1ª Leitura – Is 58,7-10
Assim diz o Senhor: Reparte o pão com o faminto, acolhe em casa os pobres e peregrinos. Quando encontrares um nu, cobre-o, e não desprezes a tua carne. Então, brilhará tua luz como a aurora e tua saúde há de recuperar-se mais depressa; à frente caminhará tua justiça e a glória do Senhor te seguirá.
Então invocarás o Senhor e ele te atenderá, pedirás socorro, e ele dirá: ‘Eis-me aqui’. Se destruíres teus instrumentos de opressão, e deixares os hábitos autoritários e a linguagem maldosa; se acolheres de coração aberto o indigente e prestares todo o socorro ao necessitado, nascerá nas trevas a tua luz e tua vida obscura será como o meio-dia.
2ª Leitura – 1Cor 2,1-5
Irmãos, quando fui à vossa cidade anunciar-vos o mistério de Deus, não recorri a uma linguagem elevada ou ao prestígio da sabedoria humana.
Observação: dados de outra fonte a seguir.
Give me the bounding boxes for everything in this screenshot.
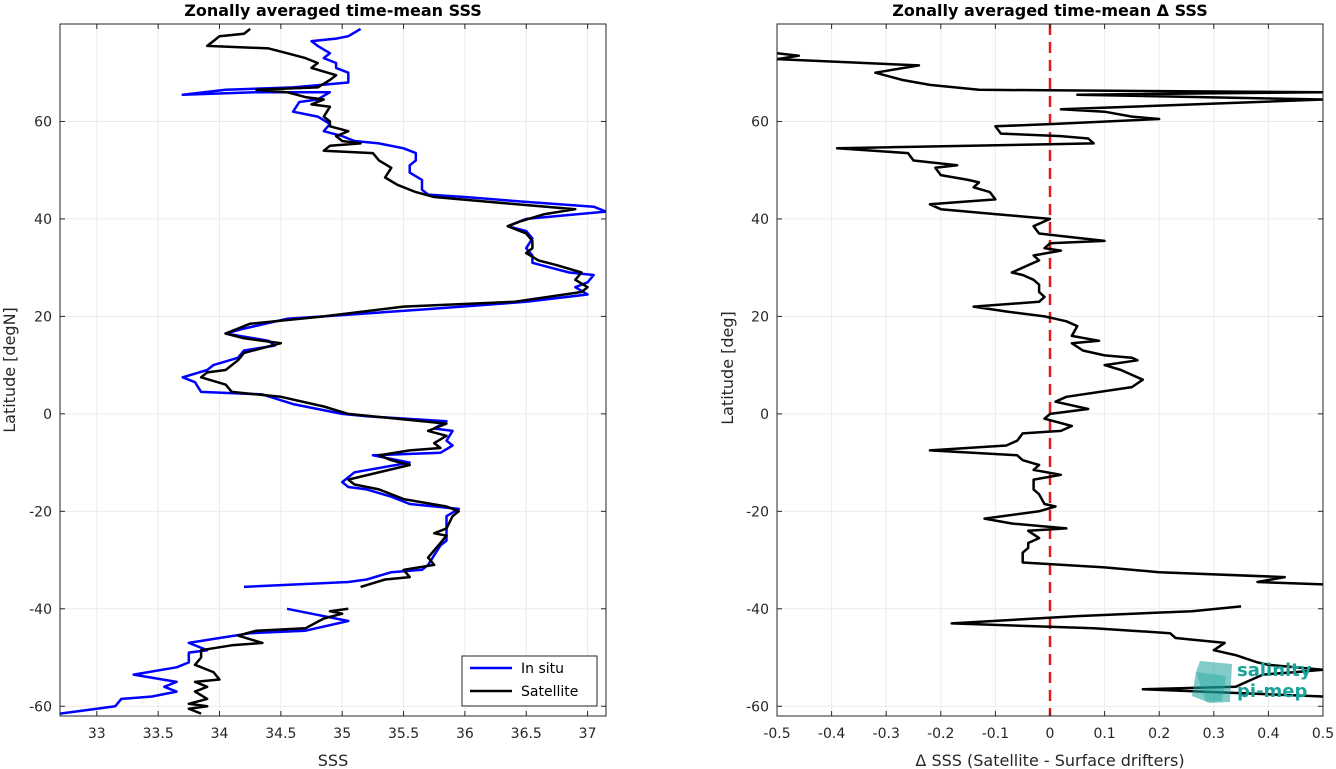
left-x-tick-label: 34.5 bbox=[265, 726, 296, 742]
right-x-tick-label: 0.2 bbox=[1148, 726, 1170, 742]
left-chart-title: Zonally averaged time-mean SSS bbox=[184, 1, 482, 20]
right-y-tick-label: 20 bbox=[751, 309, 769, 325]
left-x-tick-label: 37 bbox=[579, 726, 597, 742]
left-y-tick-label: 40 bbox=[34, 212, 52, 228]
right-chart-title: Zonally averaged time-mean Δ SSS bbox=[892, 1, 1208, 20]
right-y-tick-label: 0 bbox=[760, 407, 769, 423]
right-x-tick-label: 0 bbox=[1046, 726, 1055, 742]
right-x-tick-label: 0.3 bbox=[1203, 726, 1225, 742]
legend-box bbox=[461, 655, 598, 707]
right-y-tick-label: -20 bbox=[746, 504, 769, 520]
right-x-tick-label: 0.4 bbox=[1257, 726, 1279, 742]
right-x-tick-label: -0.1 bbox=[982, 726, 1009, 742]
left-y-tick-label: -20 bbox=[29, 504, 52, 520]
right-x-tick-label: 0.5 bbox=[1312, 726, 1334, 742]
legend: In situ Satellite bbox=[461, 655, 598, 707]
left-x-tick-label: 35.5 bbox=[388, 726, 419, 742]
legend-label-satellite: Satellite bbox=[521, 684, 578, 700]
left-y-tick-label: -60 bbox=[29, 699, 52, 715]
left-x-tick-label: 36.5 bbox=[511, 726, 542, 742]
series-right bbox=[777, 51, 1323, 698]
right-x-tick-label: -0.3 bbox=[873, 726, 900, 742]
logo-mark bbox=[1192, 661, 1232, 703]
left-y-tick-label: 20 bbox=[34, 309, 52, 325]
axes-box-left bbox=[59, 23, 607, 717]
plot-area-left bbox=[60, 24, 606, 716]
sss-panel: 33 33.5 34 34.5 35 35.5 36 36.5 37 -60 -40 -20 0 20 40… bbox=[0, 1, 607, 769]
series-left bbox=[60, 27, 606, 715]
right-x-tick-label: 0.1 bbox=[1093, 726, 1115, 742]
delta-sss-panel: salinity pi-mep -0.5 -0.4 -0.3 -0.2 -0.1 0 0.1… bbox=[718, 1, 1334, 769]
right-y-axis-label: Latitude [deg] bbox=[718, 311, 737, 425]
right-x-tick-label: -0.2 bbox=[927, 726, 954, 742]
salinity-pi-mep-logo: salinity pi-mep bbox=[1192, 660, 1312, 703]
left-x-tick-label: 33 bbox=[88, 726, 106, 742]
legend-label-in-situ: In situ bbox=[521, 661, 564, 677]
right-series-line-delta-sss bbox=[777, 51, 1323, 698]
left-y-tick-label: 60 bbox=[34, 114, 52, 130]
left-series-line-in-situ bbox=[60, 27, 606, 715]
ticks-right: -0.5 -0.4 -0.3 -0.2 -0.1 0 0.1 0.2 0.3 0.4 0.5 -60 -… bbox=[746, 24, 1334, 742]
left-series-line-satellite bbox=[187, 27, 589, 715]
right-y-tick-label: -40 bbox=[746, 602, 769, 618]
left-x-tick-label: 35 bbox=[333, 726, 351, 742]
right-y-tick-label: 60 bbox=[751, 114, 769, 130]
left-x-axis-label: SSS bbox=[318, 751, 348, 769]
right-x-tick-label: -0.4 bbox=[818, 726, 845, 742]
logo-mark-inner bbox=[1196, 672, 1226, 702]
left-x-tick-label: 33.5 bbox=[143, 726, 174, 742]
left-x-tick-label: 34 bbox=[211, 726, 229, 742]
right-x-axis-label: Δ SSS (Satellite - Surface drifters) bbox=[915, 751, 1184, 769]
logo-text-line2: pi-mep bbox=[1237, 681, 1307, 702]
left-y-tick-label: -40 bbox=[29, 602, 52, 618]
left-y-axis-label: Latitude [degN] bbox=[0, 307, 19, 433]
right-x-tick-label: -0.5 bbox=[763, 726, 790, 742]
ticks-left: 33 33.5 34 34.5 35 35.5 36 36.5 37 -60 -40 -20 0 20 40… bbox=[29, 24, 606, 742]
left-y-tick-label: 0 bbox=[43, 407, 52, 423]
right-y-tick-label: 40 bbox=[751, 212, 769, 228]
logo-text-line1: salinity bbox=[1237, 660, 1312, 681]
left-x-tick-label: 36 bbox=[456, 726, 474, 742]
right-y-tick-label: -60 bbox=[746, 699, 769, 715]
Pois, entre vós, não julguei saber coisa alguma, a não ser Jesus Cristo, e este, crucificado. Aliás, eu estive junto de vós, com fraqueza e receio, e muito tremor. Também a minha palavra e a minha pregação não tinham nada dos discursos persuasivos da sabedoria,
mas eram uma demonstração do poder do Espírito, para que a vossa fé se baseasse no poder de Deus e não na sabedoria dos homens.
Evangelho – Mt 5,13-16
Naquele tempo, disse Jesus a seus discípulos: Vós sois o sal da terra. Ora, se o sal se tornar insosso, com que salgaremos? Ele não servirá para mais nada, senão para ser jogado fora e ser pisado pelos homens. Vós sois a luz do mundo. Não pode ficar escondida uma cidade construída sobre um monte. Ninguém acende uma lâmpada, e a coloca debaixo de uma vasilha, mas sim, num candeeiro, onde brilha para todos que estão na casa. Assim também brilhe a vossa luz diante dos homens, para que vejam as vossas boas obras e louvem o vosso Pai que está nos céus.